Если первая часть этой симфонической поэмы звучала как «Пасторальная» симфония, вторая как «Героическая», то во третьей части слышатся трагические мотивы пятой симфонии Бетховена. 


                Заключение

В этой симфонической по своему духу поэме о Германии как ни в  в одном другом произведении Марины Цветаевой отразился  её внутренний мир и вся её жизнь.

Цветаевская поэма о Германии уникальное явление в мировой поэзии. Так комплексно и всесторонее свою любовь к этой стране и её народу не выражал  ещё никто.

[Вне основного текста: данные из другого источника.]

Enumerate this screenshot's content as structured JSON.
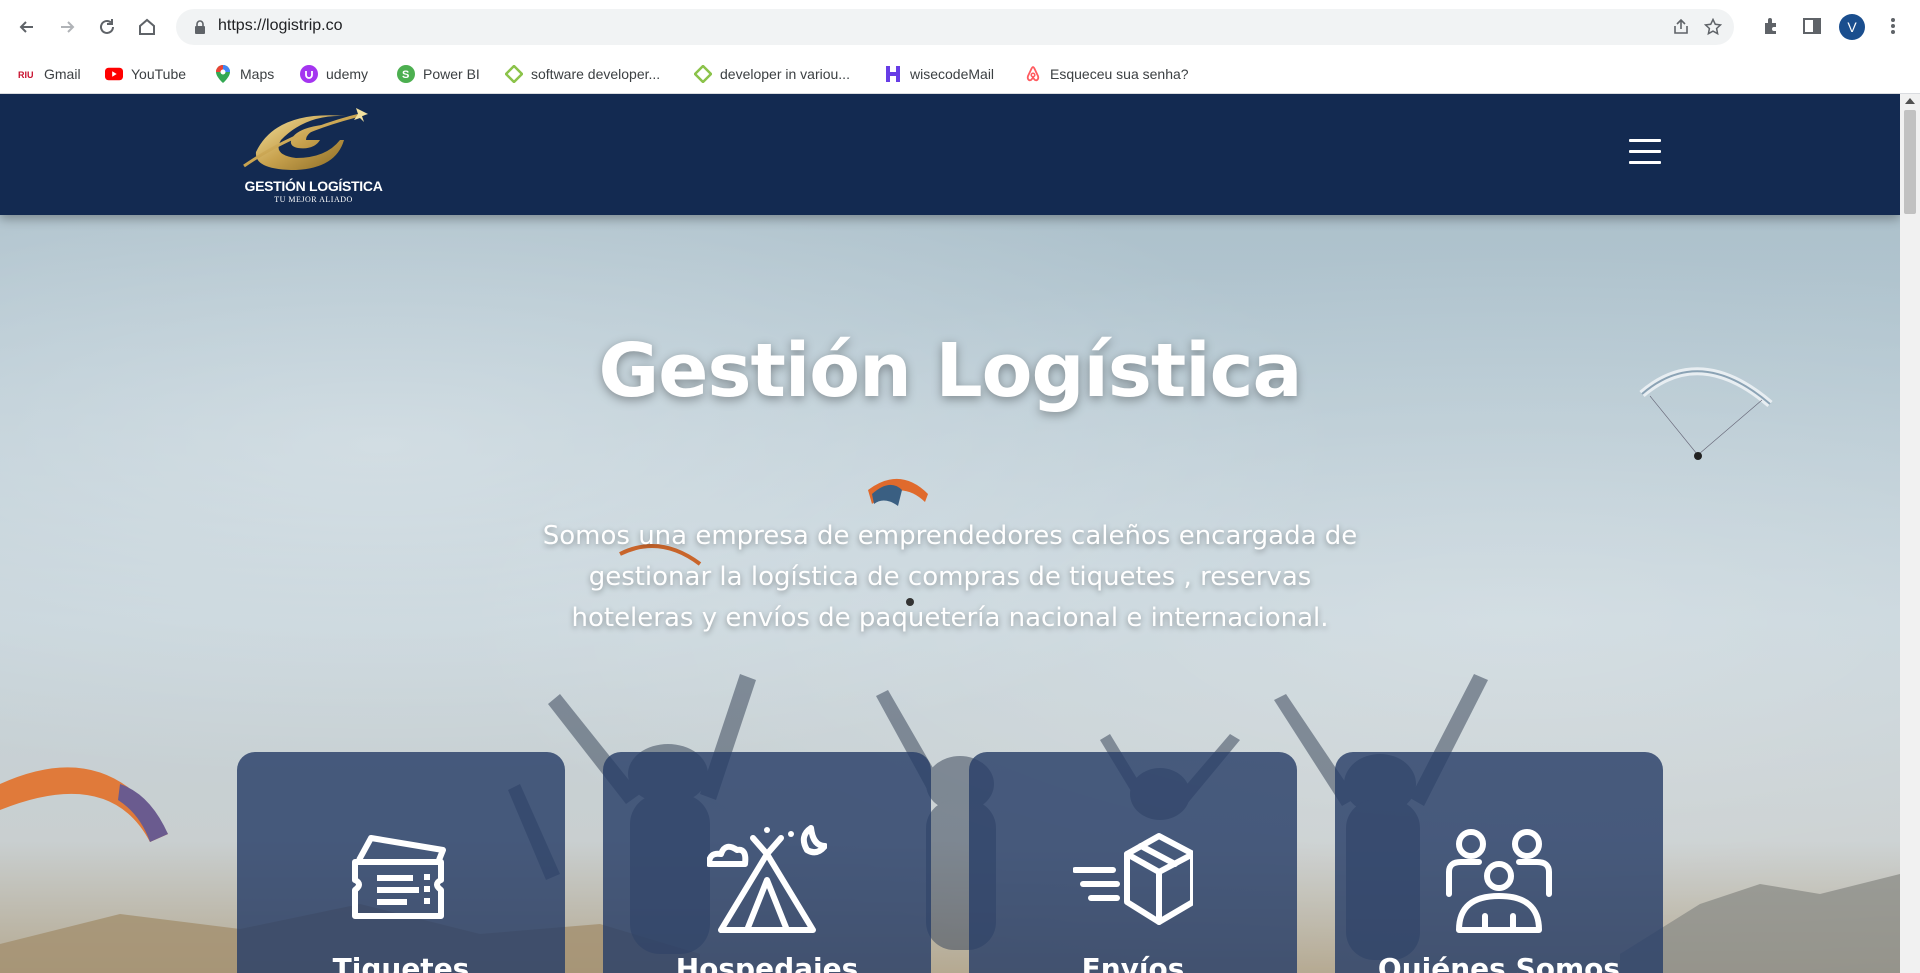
{
  "browser": {
    "url": "https://logistrip.co",
    "profile_initial": "V",
    "bookmarks": [
      {
        "label": "Gmail",
        "icon": "riu-icon"
      },
      {
        "label": "YouTube",
        "icon": "youtube-icon"
      },
      {
        "label": "Maps",
        "icon": "maps-icon"
      },
      {
        "label": "udemy",
        "icon": "udemy-icon"
      },
      {
        "label": "Power BI",
        "icon": "powerbi-icon"
      },
      {
        "label": "software developer...",
        "icon": "diamond-icon"
      },
      {
        "label": "developer in variou...",
        "icon": "diamond-icon"
      },
      {
        "label": "wisecodeMail",
        "icon": "h-logo-icon"
      },
      {
        "label": "Esqueceu sua senha?",
        "icon": "airbnb-icon"
      }
    ]
  },
  "site": {
    "logo_name": "GESTIÓN LOGÍSTICA",
    "logo_tagline": "TU MEJOR ALIADO",
    "hero_title": "Gestión Logística",
    "hero_lines": [
      "Somos una empresa de emprendedores caleños encargada de",
      "gestionar la logística de compras de tiquetes , reservas",
      "hoteleras y envíos de paquetería nacional e internacional."
    ],
    "cards": [
      {
        "label": "Tiquetes",
        "icon": "ticket-icon"
      },
      {
        "label": "Hospedajes",
        "icon": "tent-icon"
      },
      {
        "label": "Envíos",
        "icon": "shipping-box-icon"
      },
      {
        "label": "Quiénes Somos",
        "icon": "team-icon"
      }
    ],
    "colors": {
      "header": "#132a51",
      "card": "#283e68",
      "text": "#ffffff"
    }
  }
}
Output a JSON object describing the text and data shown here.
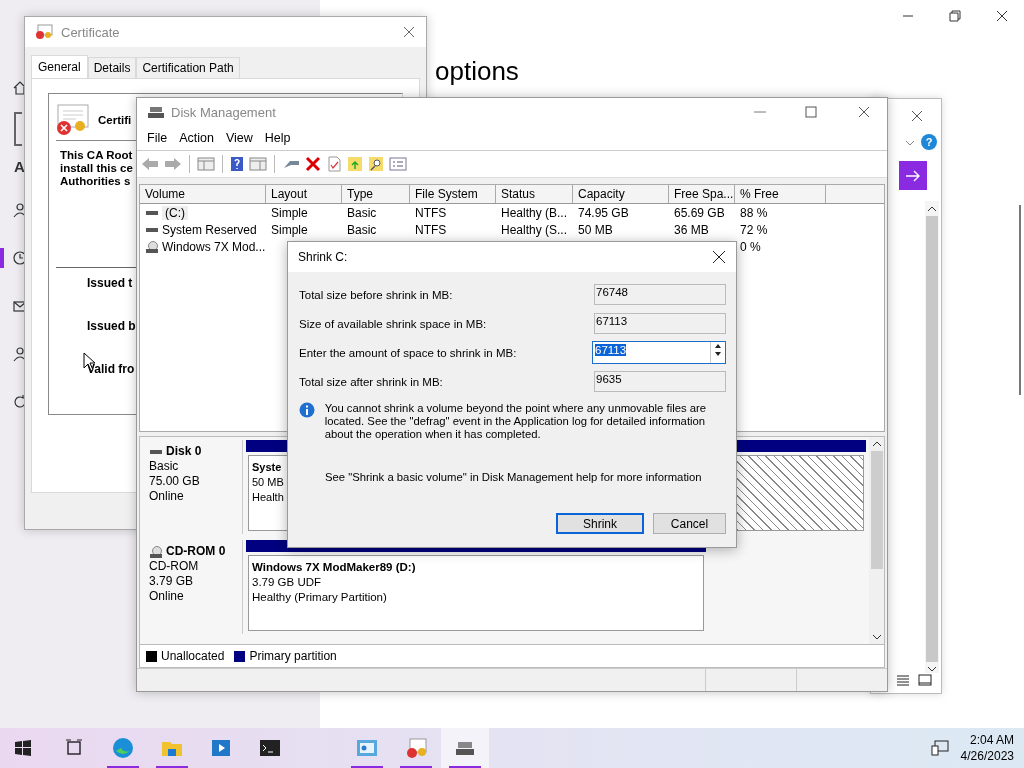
{
  "settings": {
    "heading": "options",
    "sidebar_label": "A",
    "sidebar_items": [
      {
        "kind": "home",
        "selected": false
      },
      {
        "kind": "person",
        "selected": false
      },
      {
        "kind": "clock",
        "selected": true
      },
      {
        "kind": "mail",
        "selected": false
      },
      {
        "kind": "person",
        "selected": false
      },
      {
        "kind": "sync",
        "selected": false
      }
    ],
    "help_glyph": "?"
  },
  "certificate": {
    "title": "Certificate",
    "tabs": [
      {
        "label": "General",
        "selected": true
      },
      {
        "label": "Details",
        "selected": false
      },
      {
        "label": "Certification Path",
        "selected": false
      }
    ],
    "header": "Certifi",
    "description": [
      "This CA Root",
      "install this ce",
      "Authorities s"
    ],
    "fields": [
      "Issued t",
      "Issued b",
      "Valid fro"
    ]
  },
  "disk_management": {
    "title": "Disk Management",
    "menu": [
      "File",
      "Action",
      "View",
      "Help"
    ],
    "columns": [
      "Volume",
      "Layout",
      "Type",
      "File System",
      "Status",
      "Capacity",
      "Free Spa...",
      "% Free"
    ],
    "rows": [
      {
        "kind": "disk",
        "volume": "(C:)",
        "layout": "Simple",
        "type": "Basic",
        "file_system": "NTFS",
        "status": "Healthy (B...",
        "capacity": "74.95 GB",
        "free_space": "65.69 GB",
        "percent_free": "88 %",
        "selected": true
      },
      {
        "kind": "disk",
        "volume": "System Reserved",
        "layout": "Simple",
        "type": "Basic",
        "file_system": "NTFS",
        "status": "Healthy (S...",
        "capacity": "50 MB",
        "free_space": "36 MB",
        "percent_free": "72 %",
        "selected": false
      },
      {
        "kind": "cdrom",
        "volume": "Windows 7X Mod...",
        "percent_free": "0 %",
        "selected": false
      }
    ],
    "disks": [
      {
        "kind": "disk",
        "name": "Disk 0",
        "lines": [
          "Basic",
          "75.00 GB",
          "Online"
        ],
        "partitions": [
          {
            "kind": "primary",
            "lines": [
              "Syste",
              "50 MB",
              "Health"
            ]
          },
          {
            "kind": "unallocated"
          }
        ]
      },
      {
        "kind": "cdrom",
        "name": "CD-ROM 0",
        "lines": [
          "CD-ROM",
          "3.79 GB",
          "Online"
        ],
        "partitions": [
          {
            "kind": "primary",
            "lines": [
              "Windows 7X ModMaker89  (D:)",
              "3.79 GB UDF",
              "Healthy (Primary Partition)"
            ]
          }
        ]
      }
    ],
    "legend": [
      {
        "label": "Unallocated",
        "color": "#000000"
      },
      {
        "label": "Primary partition",
        "color": "#000080"
      }
    ]
  },
  "shrink_dialog": {
    "title": "Shrink C:",
    "fields": [
      {
        "kind": "readonly",
        "label": "Total size before shrink in MB:",
        "value": "76748"
      },
      {
        "kind": "readonly",
        "label": "Size of available shrink space in MB:",
        "value": "67113"
      },
      {
        "kind": "spin",
        "label": "Enter the amount of space to shrink in MB:",
        "value": "67113"
      },
      {
        "kind": "readonly",
        "label": "Total size after shrink in MB:",
        "value": "9635"
      }
    ],
    "info": "You cannot shrink a volume beyond the point where any unmovable files are located. See the \"defrag\" event in the Application log for detailed information about the operation when it has completed.",
    "help": "See \"Shrink a basic volume\" in Disk Management help for more information",
    "buttons": [
      {
        "label": "Shrink",
        "default": true
      },
      {
        "label": "Cancel",
        "default": false
      }
    ]
  },
  "taskbar": {
    "apps": [
      {
        "kind": "taskview",
        "running": false,
        "selected": false
      },
      {
        "kind": "edge",
        "running": true,
        "selected": false
      },
      {
        "kind": "explorer",
        "running": true,
        "selected": false
      },
      {
        "kind": "media",
        "running": false,
        "selected": false
      },
      {
        "kind": "terminal",
        "running": false,
        "selected": false
      },
      {
        "kind": "control",
        "running": true,
        "selected": false
      },
      {
        "kind": "certificate",
        "running": true,
        "selected": false
      },
      {
        "kind": "diskmgmt",
        "running": true,
        "selected": true
      }
    ],
    "time": "2:04 AM",
    "date": "4/26/2023"
  }
}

Вместе с тем, на примере всей своей жизни Цветаева показала нам, как опасно создавать себе кумир из страны или народа, каким бы великим культурными ценностями  они не обладали.


Рецензии
Здравствуйте, Владислав!

С огромным интересом прочитала Вашу грандиозную работу -Поэму о Германии Марины Цветаевой...Сказать, что мне понравилось - это ничего не сказать! Я в восторге!
Ваше исследование и подача "материала" пронизана глубокой любовью к тому, о чём Вы пишете, как-будто Вы разделяете всю любовь Марины Цветаевой к первозданной Германии - стране Великих композиторов, поэтов, музыкантов и т.д.
Симфония и никак иначе. Вы открыли новые пласты глубоко трагичной истории жизни великой Поэтессы - от восхищения и любви к прекрасной Германии и до полного
неприятия и стыда за все злодеяния Гитлеровской Германии. "Не сотвори себе кумира"...Я могла бы бесконечно писать о своём впечатлении, но не буду Вас утомлять. Скажу только : Огромное спасибо за Вашу любовь к достойным Людям, к цвету нашей и мировой Культуры! ВДОХНОВЕНИЯ!
С теплом и благодарностью,

Людмила Иоффе   11.08.2023 15:08     Заявить о нарушении
Сердечное спасибо, Людмила.

Ваш отзыв меня очень порадовал. Вы поняли меня, я действительно разделяю любовь Марины Цветаевой к "первозданной Германии", стране великих поэтов, музыкантов и философов. Поэтому я был так подробен во всех деталях. Статья большая. Я не надеялся, что она кого-нибудь заинтересует. Писал больше для себя. Но Вы очень внимательно прочитали умом и сердцем. Это для меня особенно дорого. Желаю Вам всего самого светлого.

Слушаю Ваши стихи как восхитительную симфонию жизни, которую открывает гимн Солнцу.